Dynamic changes in {beta}-cell mass and pancreatic insulin during the evolution of nutrition-dependent diabetes in psammomys obesus: impact of glycemic control.

Recent studies ascribe a major role to pancreatic beta-cell loss in type 2 diabetes. We investigated the dynamics of beta-cell mass during diabetes evolution in Psammomys obesus, a model for nutrition-dependent type 2 diabetes, focusing on the very early and the advanced stages of the disease. P. obesus fed a high-calorie diet for 26 days developed severe hyperglycemia, beta-cell degranulation, and markedly reduced pancreatic insulin content. Reducing calories for 7 days induced normoglycemia in 90% of the animals, restoring beta-cell granulation and insulin content.
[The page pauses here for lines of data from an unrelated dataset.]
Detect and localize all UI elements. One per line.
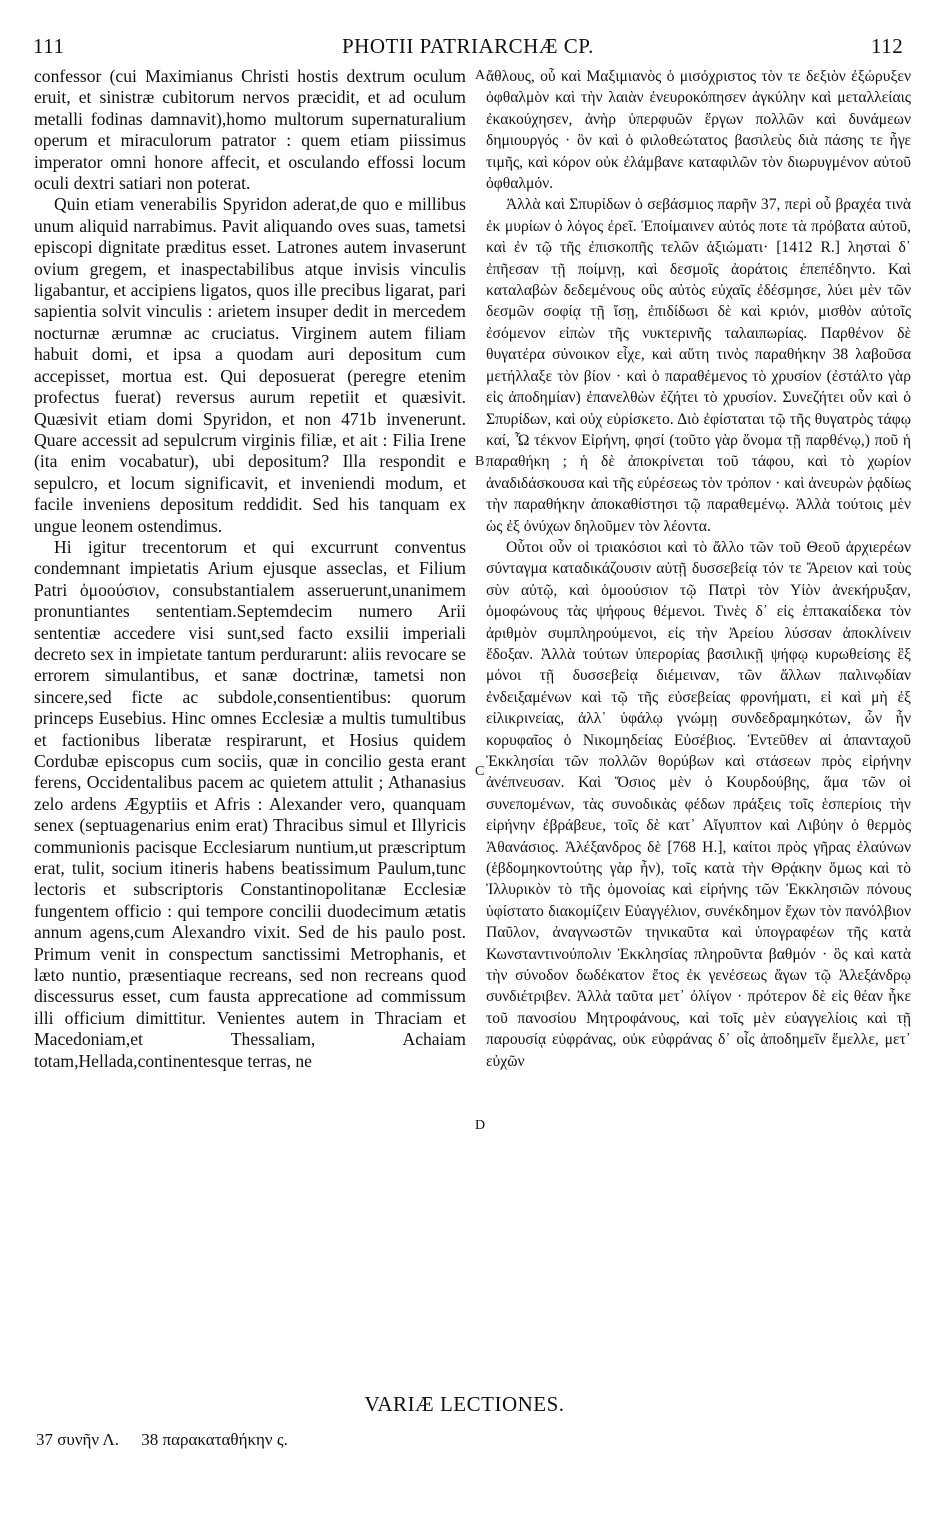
margin-marker-d: D: [475, 1118, 486, 1133]
latin-paragraph-2: Quin etiam venerabilis Spyridon aderat,de quo e millibus unum aliquid narrabimus. Pavit aliquando oves suas, tametsi episcopi dignitate præditus esset. Latrones autem invaserunt ovium gregem, et inaspectabilibus atque invisis vinculis ligabantur, et accipiens ligatos, quos ille precibus ligarat, pari sapientia solvit vinculis : arietem insuper dedit in mercedem nocturnæ ærumnæ ac cruciatus. Virginem autem filiam habuit domi, et ipsa a quodam auri depositum cum accepisset, mortua est. Qui deposuerat (peregre etenim profectus fuerat) reversus aurum repetiit et quæsivit. Quæsivit etiam domi Spyridon, et non 471b invenerunt. Quare accessit ad sepulcrum virginis filiæ, et ait : Filia Irene (ita enim vocabatur), ubi depositum? Illa respondit e sepulcro, et locum significavit, et inveniendi modum, et facile inveniens depositum reddidit. Sed his tanquam ex ungue leonem ostendimus.: [34, 194, 466, 536]
greek-paragraph-3: Οὗτοι οὖν οἱ τριακόσιοι καὶ τὸ ἄλλο τῶν τοῦ Θεοῦ ἀρχιερέων σύνταγμα καταδικάζουσιν αὐτῇ δυσσεβείᾳ τόν τε Ἄρειον καὶ τοὺς σὺν αὐτῷ, καὶ ὁμοούσιον τῷ Πατρὶ τὸν Υἱὸν ἀνεκήρυξαν, ὁμοφώνους τὰς ψήφους θέμενοι. Τινὲς δ᾽ εἰς ἑπτακαίδεκα τὸν ἀριθμὸν συμπληρούμενοι, εἰς τὴν Ἀρείου λύσσαν ἀποκλίνειν ἔδοξαν. Ἀλλὰ τούτων ὑπερορίας βασιλικῇ ψήφῳ κυρωθείσης ἓξ μόνοι τῇ δυσσεβείᾳ διέμειναν, τῶν ἄλλων παλινῳδίαν ἐνδειξαμένων καὶ τῷ τῆς εὐσεβείας φρονήματι, εἰ καὶ μὴ ἐξ εἰλικρινείας, ἀλλ᾽ ὑφάλῳ γνώμῃ συνδεδραμηκότων, ὧν ἦν κορυφαῖος ὁ Νικομηδείας Εὐσέβιος. Ἐντεῦθεν αἱ ἁπανταχοῦ Ἐκκλησίαι τῶν πολλῶν θορύβων καὶ στάσεων πρὸς εἰρήνην ἀνέπνευσαν. Καὶ Ὅσιος μὲν ὁ Κουρδούβης, ἅμα τῶν οἱ συνεπομένων, τὰς συνοδικὰς φέδων πράξεις τοῖς ἑσπερίοις τὴν εἰρήνην ἐβράβευε, τοῖς δὲ κατ᾽ Αἴγυπτον καὶ Λιβύην ὁ θερμὸς Ἀθανάσιος. Ἀλέξανδρος δὲ [768 H.], καίτοι πρὸς γῆρας ἐλαύνων (ἑβδομηκοντούτης γὰρ ἦν), τοῖς κατὰ τὴν Θρᾴκην ὅμως καὶ τὸ Ἰλλυρικὸν τὸ τῆς ὁμονοίας καὶ εἰρήνης τῶν Ἐκκλησιῶν πόνους ὑφίστατο διακομίζειν Εὐαγγέλιον, συνέκδημον ἔχων τὸν πανόλβιον Παῦλον, ἀναγνωστῶν τηνικαῦτα καὶ ὑπογραφέων τῆς κατὰ Κωνσταντινούπολιν Ἐκκλησίας πληροῦντα βαθμόν · ὃς καὶ κατὰ τὴν σύνοδον δωδέκατον ἔτος ἐκ γενέσεως ἄγων τῷ Ἀλεξάνδρῳ συνδιέτριβεν. Ἀλλὰ ταῦτα μετ᾽ ὀλίγον · πρότερον δὲ εἰς θέαν ἧκε τοῦ πανοσίου Μητροφάνους, καὶ τοῖς μὲν εὐαγγελίοις καὶ τῇ παρουσίᾳ εὐφράνας, οὐκ εὐφράνας δ᾽ οἷς ἀποδημεῖν ἔμελλε, μετ᾽ εὐχῶν: [486, 538, 911, 1070]
greek-paragraph-2: Ἀλλὰ καὶ Σπυρίδων ὁ σεβάσμιος παρῆν 37, περὶ οὗ βραχέα τινὰ ἐκ μυρίων ὁ λόγος ἐρεῖ. Ἐποίμαινεν αὐτός ποτε τὰ πρόβατα αὐτοῦ, καὶ ἐν τῷ τῆς ἐπισκοπῆς τελῶν ἀξιώματι· [1412 R.] λησταὶ δ᾽ ἐπῆεσαν τῇ ποίμνῃ, καὶ δεσμοῖς ἀοράτοις ἐπεπέδηντο. Καὶ καταλαβὼν δεδεμένους οὓς αὐτὸς εὐχαῖς ἐδέσμησε, λύει μὲν τῶν δεσμῶν σοφίᾳ τῇ ἴσῃ, ἐπιδίδωσι δὲ καὶ κριόν, μισθὸν αὐτοῖς ἐσόμενον εἰπὼν τῆς νυκτερινῆς ταλαιπωρίας. Παρθένον δὲ θυγατέρα σύνοικον εἶχε, καὶ αὕτη τινὸς παραθήκην 38 λαβοῦσα μετήλλαξε τὸν βίον · καὶ ὁ παραθέμενος τὸ χρυσίον (ἐστάλτο γὰρ εἰς ἀποδημίαν) ἐπανελθὼν ἐζήτει τὸ χρυσίον. Συνεζήτει οὖν καὶ ὁ Σπυρίδων, καὶ οὐχ εὑρίσκετο. Διὸ ἐφίσταται τῷ τῆς θυγατρὸς τάφῳ καί, Ὦ τέκνον Εἰρήνη, φησί (τοῦτο γὰρ ὄνομα τῇ παρθένῳ,) ποῦ ἡ παραθήκη ; ἡ δὲ ἀποκρίνεται τοῦ τάφου, καὶ τὸ χωρίον ἀναδιδάσκουσα καὶ τῆς εὑρέσεως τὸν τρόπον · καὶ ἀνευρὼν ῥᾳδίως τὴν παραθήκην ἀποκαθίστησι τῷ παραθεμένῳ. Ἀλλὰ τούτοις μὲν ὡς ἐξ ὀνύχων δηλοῦμεν τὸν λέοντα.: [486, 196, 911, 535]
greek-paragraph-1: ἄθλους, οὗ καὶ Μαξιμιανὸς ὁ μισόχριστος τὸν τε δεξιὸν ἐξώρυξεν ὀφθαλμὸν καὶ τὴν λαιὰν ἐνευροκόπησεν ἀγκύλην καὶ μεταλλείαις ἐκακούχησεν, ἀνὴρ ὑπερφυῶν ἔργων πολλῶν καὶ δυνάμεων δημιουργός · ὃν καὶ ὁ φιλοθεώτατος βασιλεὺς διὰ πάσης τε ἦγε τιμῆς, καὶ κόρον οὐκ ἐλάμβανε καταφιλῶν τὸν διωρυγμένον αὐτοῦ ὀφθαλμόν.: [486, 68, 911, 193]
page-number-right: 112: [871, 34, 904, 58]
latin-paragraph-1: confessor (cui Maximianus Christi hostis dextrum oculum eruit, et sinistræ cubitorum nervos præcidit, et ad oculum metalli fodinas damnavit),homo multorum supernaturalium operum et miraculorum patrator : quem etiam piissimus imperator omni honore affecit, et osculando effossi locum oculi dextri satiari non poterat.: [34, 66, 466, 194]
latin-column: [34, 66, 466, 1072]
page-header: [0, 34, 929, 60]
variant-note-38: 38 παρακαταθήκην ς.: [141, 1430, 288, 1449]
variant-note-37: 37 συνῆν Λ.: [36, 1430, 119, 1449]
margin-marker-c: C: [475, 764, 485, 779]
variae-lectiones-notes: [36, 1430, 306, 1450]
page-number-left: 111: [33, 34, 65, 58]
variae-lectiones-title: VARIÆ LECTIONES.: [364, 1392, 565, 1416]
margin-marker-b: B: [475, 454, 485, 469]
margin-marker-a: A: [475, 68, 486, 83]
greek-column: [486, 66, 911, 1072]
latin-paragraph-3: Hi igitur trecentorum et qui excurrunt conventus condemnant impietatis Arium ejusque asseclas, et Filium Patri ὁμοούσιον, consubstantialem asseruerunt,unanimem pronuntiantes sententiam.Septemdecim numero Arii sententiæ accedere visi sunt,sed facto exsilii imperiali decreto sex in impietate tantum perdurarunt: aliis revocare se errorem simulantibus, et sanæ doctrinæ, tametsi non sincere,sed ficte ac subdole,consentientibus: quorum princeps Eusebius. Hinc omnes Ecclesiæ a multis tumultibus et factionibus liberatæ respirarunt, et Hosius quidem Cordubæ episcopus cum sociis, quæ in concilio gesta erant ferens, Occidentalibus pacem ac quietem attulit ; Athanasius zelo ardens Ægyptiis et Afris : Alexander vero, quanquam senex (septuagenarius enim erat) Thracibus simul et Illyricis communionis pacisque Ecclesiarum nuntium,ut præscriptum erat, tulit, socium itineris habens beatissimum Paulum,tunc lectoris et subscriptoris Constantinopolitanæ Ecclesiæ fungentem officio : qui tempore concilii duodecimum ætatis annum agens,cum Alexandro vixit. Sed de his paulo post. Primum venit in conspectum sanctissimi Metrophanis, et læto nuntio, præsentiaque recreans, sed non recreans quod discessurus esset, cum fausta apprecatione ad commissum illi officium dimittitur. Venientes autem in Thraciam et Macedoniam,et Thessaliam, Achaiam totam,Hellada,continentesque terras, ne: [34, 536, 466, 1071]
running-title: PHOTII PATRIARCHÆ CP.: [342, 34, 594, 58]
To dissociate effects of diet from blood glucose reduction, diabetic animals received phlorizin for 2 days, which normalized glycemia and increased the pancreatic insulin reserve to 50% of control, despite a calorie-rich diet. During diabetes progression, beta-cell mass decreased initially but recovered spontaneously to control levels, despite persistent hyperglycemia. Strikingly, however, beta-cell mass did not correlate with degree of hyperglycemia or pancreatic insulin content. We conclude that reduced insulin reserve is the main cause of diabetes progression, whereas irreversible beta-cell mass reduction is a late event in P. obesus. The rapid recovery of the pancreas by phlorizin-induced normoglycemia implies a causal relationship between hyperglycemia and islet dysfunction. Similar mechanisms could be operative during the evolution of type 2 diabetes in humans.